In the future we will be making babies from skin cells, an author predicts

Science Friday
iSPCs

A new book suggests that within just 20 to 40 years, most human reproduction will take place in the lab, rather than the bedroom.

Hank Greely, a Stanford professor who teaches law and genetics, writes about this potential brave new world in, "The End of Sex and the Future of Human Reproduction."

While the book title refers to the “end of sex,” Greely is not predicting the end of human sexuality.

“I think that we will continue to have whatever we and Bill Clinton define as sex enthusiastically for a long time, but I don't think we're going to use it to make babies nearly as often,” Greely explains. “My guess is that in 20 to 40 years, most people in countries with good health systems will conceive their babies in clinics so they can do whole genome sequencing on about a hundred embryos and pick the embryo they like best.”

This is different from so-called designer babies, Greely says. “What I'm talking about is embryo selection. Two people get together and they make embryos. The embryos can only have whatever those two people bring to the plate. If they're both blue-eyed, they're not going to get a brown-eyed baby. If they're both blood type O, they’re not going to get a blood type A baby.”

With designer embryos, on the other hand, one could, in theory, change the actual genes and change the genetic variation, so that people who were blood type O could have a blood type A baby, he says.

What Greely describes is based on the discovery of induced pluripotent stem cells (iPSCs), for which Shinya Yamanaka and John B. Gurdon won the 2012 Nobel Prize. iSPCs are cells that are reprogammed to become immature stem cells capable of developing into any type of tissue in the body.

iPSC research has generated great excitement in the scientific community and a lot of money and effort is going into it, Greely says. But it’s not going into it for reproductive purposes. “It’s going into it for nerve cells and pancreas cells and other cells for medical purposes — but as we learn more about deriving specific cell types from these iPSCs, we’re going to make eggs and sperm. ... It’s just a matter of time.”

Making eggs this way is focused mainly on eliminating the need for egg harvesting, which is expensive, unpleasant and risky, Greely says. “Sperm harvest has not been as big a problem.
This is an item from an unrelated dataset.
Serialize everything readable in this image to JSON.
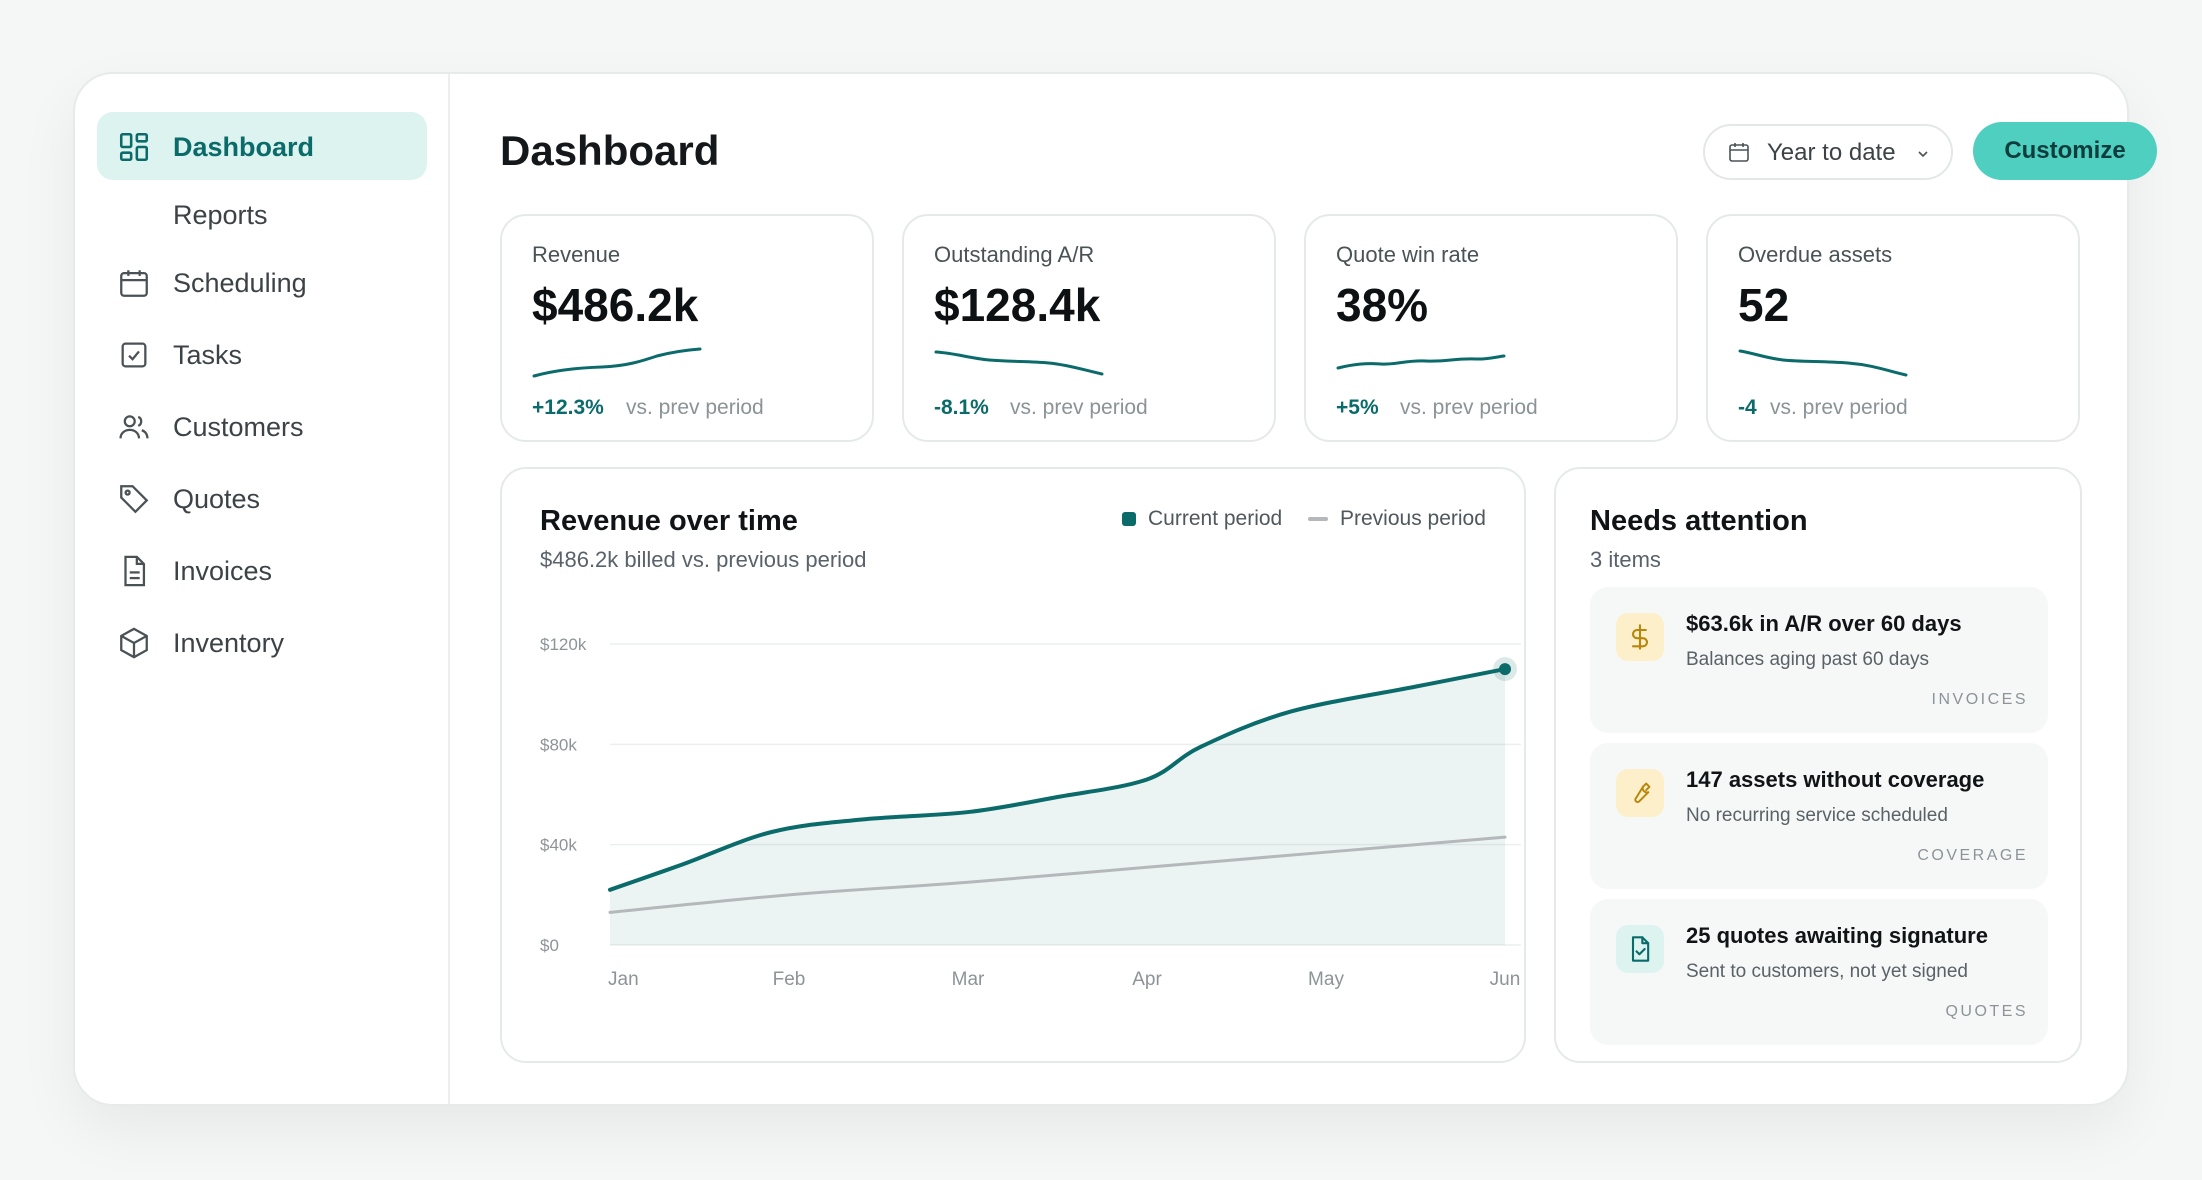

But when you do a harvest for IVF, you get somewhere between zero and 25 eggs, Usually about 10 or 12. When you make them from skin cells, you could make hundreds of thousands, potentially millions.”
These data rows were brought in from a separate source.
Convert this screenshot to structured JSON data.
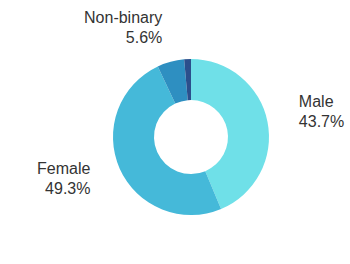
{
  "chart_data": {
    "type": "pie",
    "categories": [
      "Male",
      "Female",
      "Non-binary",
      null
    ],
    "values": [
      43.7,
      49.3,
      5.6,
      1.4
    ],
    "value_labels": [
      "43.7%",
      "49.3%",
      "5.6%",
      null
    ],
    "colors": [
      "#6fe0e8",
      "#45b9d9",
      "#2e8fc1",
      "#2b4f8c"
    ],
    "data_labels": true
  }
}
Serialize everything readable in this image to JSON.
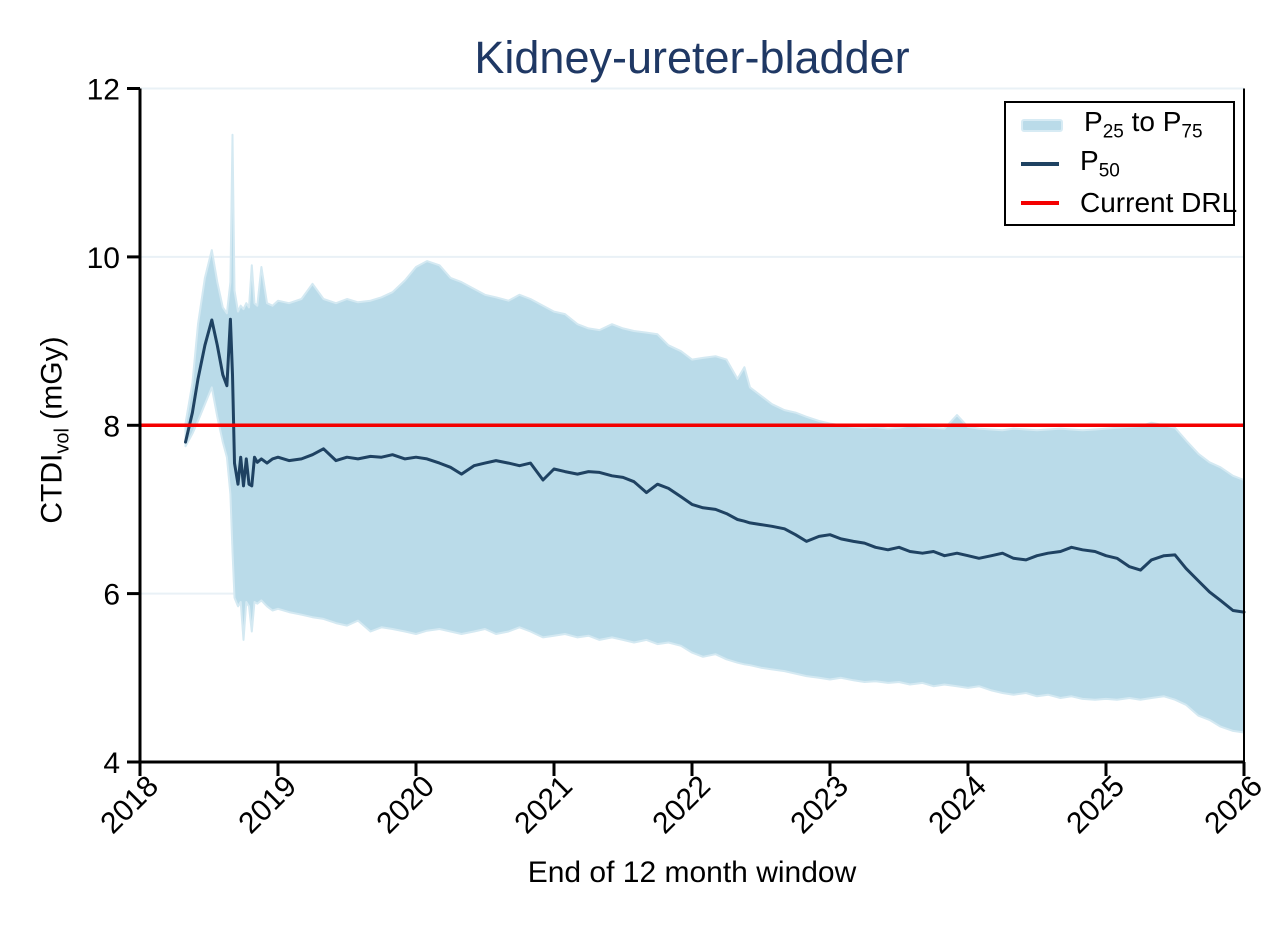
{
  "title": {
    "text": "Kidney-ureter-bladder",
    "color": "#1f3864"
  },
  "axes": {
    "x": {
      "label": "End of 12 month window",
      "ticks": [
        2018,
        2019,
        2020,
        2021,
        2022,
        2023,
        2024,
        2025,
        2026
      ],
      "range": [
        2018,
        2026
      ]
    },
    "y": {
      "label_parts": {
        "main": "CTDI",
        "sub": "vol",
        "rest": " (mGy)"
      },
      "label": "CTDIvol (mGy)",
      "ticks": [
        4,
        6,
        8,
        10,
        12
      ],
      "range": [
        4,
        12
      ],
      "gridlines": [
        6,
        8,
        10,
        12
      ]
    }
  },
  "legend": {
    "position": "upper right",
    "items": [
      {
        "type": "band",
        "color": "#badbe9",
        "parts": [
          {
            "t": "P"
          },
          {
            "t": "25"
          },
          {
            "t": " to P"
          },
          {
            "t": "75"
          }
        ]
      },
      {
        "type": "line",
        "color": "#1f4262",
        "parts": [
          {
            "t": "P"
          },
          {
            "t": "50"
          }
        ]
      },
      {
        "type": "line",
        "color": "#f40000",
        "parts": [
          {
            "t": "Current DRL"
          }
        ]
      }
    ]
  },
  "chart_data": {
    "type": "area",
    "title": "Kidney-ureter-bladder",
    "xlabel": "End of 12 month window",
    "ylabel": "CTDIvol (mGy)",
    "xlim": [
      2018,
      2026
    ],
    "ylim": [
      4,
      12
    ],
    "x_ticks": [
      2018,
      2019,
      2020,
      2021,
      2022,
      2023,
      2024,
      2025,
      2026
    ],
    "y_ticks": [
      4,
      6,
      8,
      10,
      12
    ],
    "gridlines": [
      6,
      8,
      10,
      12
    ],
    "grid": true,
    "legend_entries": [
      "P25 to P75",
      "P50",
      "Current DRL"
    ],
    "drl": 8.0,
    "colors": {
      "band": "#badbe9",
      "band_edge": "#d4e9f2",
      "median": "#1f4262",
      "drl": "#f40000",
      "grid": "#e9f1f6",
      "axis": "#000000"
    },
    "x": [
      2018.33,
      2018.38,
      2018.42,
      2018.47,
      2018.52,
      2018.56,
      2018.6,
      2018.63,
      2018.655,
      2018.67,
      2018.685,
      2018.71,
      2018.73,
      2018.75,
      2018.77,
      2018.79,
      2018.81,
      2018.83,
      2018.85,
      2018.88,
      2018.92,
      2018.96,
      2019.0,
      2019.08,
      2019.17,
      2019.25,
      2019.33,
      2019.42,
      2019.5,
      2019.58,
      2019.67,
      2019.75,
      2019.83,
      2019.92,
      2020.0,
      2020.08,
      2020.17,
      2020.25,
      2020.33,
      2020.42,
      2020.5,
      2020.58,
      2020.67,
      2020.75,
      2020.83,
      2020.92,
      2021.0,
      2021.08,
      2021.17,
      2021.25,
      2021.33,
      2021.42,
      2021.5,
      2021.58,
      2021.67,
      2021.75,
      2021.83,
      2021.92,
      2022.0,
      2022.08,
      2022.17,
      2022.25,
      2022.33,
      2022.38,
      2022.42,
      2022.5,
      2022.58,
      2022.67,
      2022.75,
      2022.83,
      2022.92,
      2023.0,
      2023.08,
      2023.17,
      2023.25,
      2023.33,
      2023.42,
      2023.5,
      2023.58,
      2023.67,
      2023.75,
      2023.83,
      2023.92,
      2024.0,
      2024.08,
      2024.17,
      2024.25,
      2024.33,
      2024.42,
      2024.5,
      2024.58,
      2024.67,
      2024.75,
      2024.83,
      2024.92,
      2025.0,
      2025.08,
      2025.17,
      2025.25,
      2025.33,
      2025.42,
      2025.5,
      2025.58,
      2025.67,
      2025.75,
      2025.83,
      2025.92,
      2026.0
    ],
    "p25": [
      7.75,
      7.9,
      8.05,
      8.25,
      8.45,
      8.1,
      7.8,
      7.62,
      7.18,
      6.5,
      5.95,
      5.85,
      5.9,
      5.45,
      5.9,
      5.85,
      5.55,
      5.9,
      5.88,
      5.92,
      5.85,
      5.8,
      5.82,
      5.78,
      5.75,
      5.72,
      5.7,
      5.65,
      5.62,
      5.68,
      5.55,
      5.6,
      5.58,
      5.55,
      5.52,
      5.56,
      5.58,
      5.55,
      5.52,
      5.55,
      5.58,
      5.52,
      5.55,
      5.6,
      5.55,
      5.48,
      5.5,
      5.52,
      5.48,
      5.5,
      5.45,
      5.48,
      5.45,
      5.42,
      5.45,
      5.4,
      5.42,
      5.38,
      5.3,
      5.25,
      5.28,
      5.22,
      5.18,
      5.16,
      5.15,
      5.12,
      5.1,
      5.08,
      5.05,
      5.02,
      5.0,
      4.98,
      5.0,
      4.97,
      4.95,
      4.96,
      4.94,
      4.95,
      4.92,
      4.94,
      4.9,
      4.92,
      4.9,
      4.88,
      4.9,
      4.85,
      4.82,
      4.8,
      4.82,
      4.78,
      4.8,
      4.76,
      4.78,
      4.75,
      4.74,
      4.75,
      4.74,
      4.76,
      4.74,
      4.76,
      4.78,
      4.74,
      4.68,
      4.55,
      4.5,
      4.42,
      4.37,
      4.35
    ],
    "p50": [
      7.8,
      8.15,
      8.55,
      8.95,
      9.25,
      8.95,
      8.6,
      8.47,
      9.26,
      8.6,
      7.55,
      7.3,
      7.62,
      7.28,
      7.6,
      7.3,
      7.28,
      7.62,
      7.56,
      7.6,
      7.55,
      7.6,
      7.62,
      7.58,
      7.6,
      7.65,
      7.72,
      7.58,
      7.62,
      7.6,
      7.63,
      7.62,
      7.65,
      7.6,
      7.62,
      7.6,
      7.55,
      7.5,
      7.42,
      7.52,
      7.55,
      7.58,
      7.55,
      7.52,
      7.55,
      7.35,
      7.48,
      7.45,
      7.42,
      7.45,
      7.44,
      7.4,
      7.38,
      7.33,
      7.2,
      7.3,
      7.25,
      7.15,
      7.06,
      7.02,
      7.0,
      6.95,
      6.88,
      6.86,
      6.84,
      6.82,
      6.8,
      6.77,
      6.7,
      6.62,
      6.68,
      6.7,
      6.65,
      6.62,
      6.6,
      6.55,
      6.52,
      6.55,
      6.5,
      6.48,
      6.5,
      6.45,
      6.48,
      6.45,
      6.42,
      6.45,
      6.48,
      6.42,
      6.4,
      6.45,
      6.48,
      6.5,
      6.55,
      6.52,
      6.5,
      6.45,
      6.42,
      6.32,
      6.28,
      6.4,
      6.45,
      6.46,
      6.3,
      6.15,
      6.02,
      5.92,
      5.8,
      5.78
    ],
    "p75": [
      8.02,
      8.5,
      9.2,
      9.75,
      10.08,
      9.7,
      9.4,
      9.33,
      9.7,
      11.45,
      9.6,
      9.35,
      9.42,
      9.38,
      9.45,
      9.4,
      9.9,
      9.45,
      9.42,
      9.88,
      9.45,
      9.42,
      9.48,
      9.45,
      9.5,
      9.68,
      9.5,
      9.45,
      9.5,
      9.46,
      9.48,
      9.52,
      9.58,
      9.72,
      9.88,
      9.95,
      9.9,
      9.75,
      9.7,
      9.62,
      9.55,
      9.52,
      9.48,
      9.55,
      9.5,
      9.42,
      9.35,
      9.32,
      9.2,
      9.15,
      9.13,
      9.2,
      9.15,
      9.12,
      9.1,
      9.08,
      8.95,
      8.88,
      8.78,
      8.8,
      8.82,
      8.78,
      8.55,
      8.69,
      8.45,
      8.35,
      8.25,
      8.18,
      8.15,
      8.1,
      8.05,
      8.02,
      8.0,
      7.98,
      7.97,
      7.98,
      7.96,
      7.97,
      8.0,
      7.98,
      7.97,
      7.96,
      8.12,
      7.98,
      7.96,
      7.95,
      7.94,
      7.96,
      7.95,
      7.94,
      7.95,
      7.96,
      7.95,
      7.94,
      7.95,
      7.96,
      7.97,
      7.98,
      7.99,
      8.03,
      8.0,
      7.97,
      7.82,
      7.66,
      7.56,
      7.5,
      7.4,
      7.35
    ]
  }
}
One hundred embryos seems a more manageable number to work with, Greely says. Each of those 100 embryos would have a combination of the genes from the parents, with different traits and possibility of diseases. Through analyzing the genetics of those embryos, doctors would be able to give parents a choice of good news and bad news. The prospective parents would then face the hard task of trying to weigh all the pluses and minuses.
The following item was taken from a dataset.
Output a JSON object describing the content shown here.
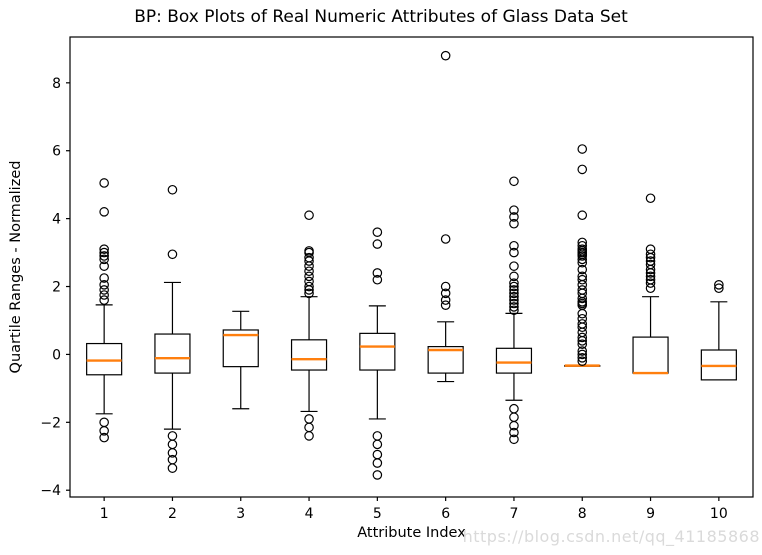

“I think parents would be asked, ‘What do you want to know,’" Greely predicts. “‘We can tell you about the really nasty early genetic diseases that affect one to two percent of births; we can tell you about risk factors for later diseases like breast cancer, colon cancer, Alzheimer's disease; we can tell you about hair color, skin color, nose shape, early white hair and things like that; we can tell you a little bit about behaviors. ... What do you want to know? We'll tell you and then you tell us which embryos you want to move into a womb to try to make a baby.’”

Among the many ethical issues Greely raises in the book is, what’s to prevent someone from getting some skin cells from a celebrity or a movie star and making a baby from them? You just happen to shake hands and rub off some skin cells, so you turn them into an egg and have their baby.

“I think we will need laws against inadvertent parenthood,” Greely says. “Right now, you'd have to steal somebody's eggs or sperm, and that's tricky. But stealing cells from somebody? Any discarded Coke can is going to have some cells on it. The whole issue of being able to make gametes from cells is going to bring up some things that will be surprising, and some I'm sure I haven't thought of.”

This story is based on an interview that aired on PRI's Science Friday with Ira Flatow.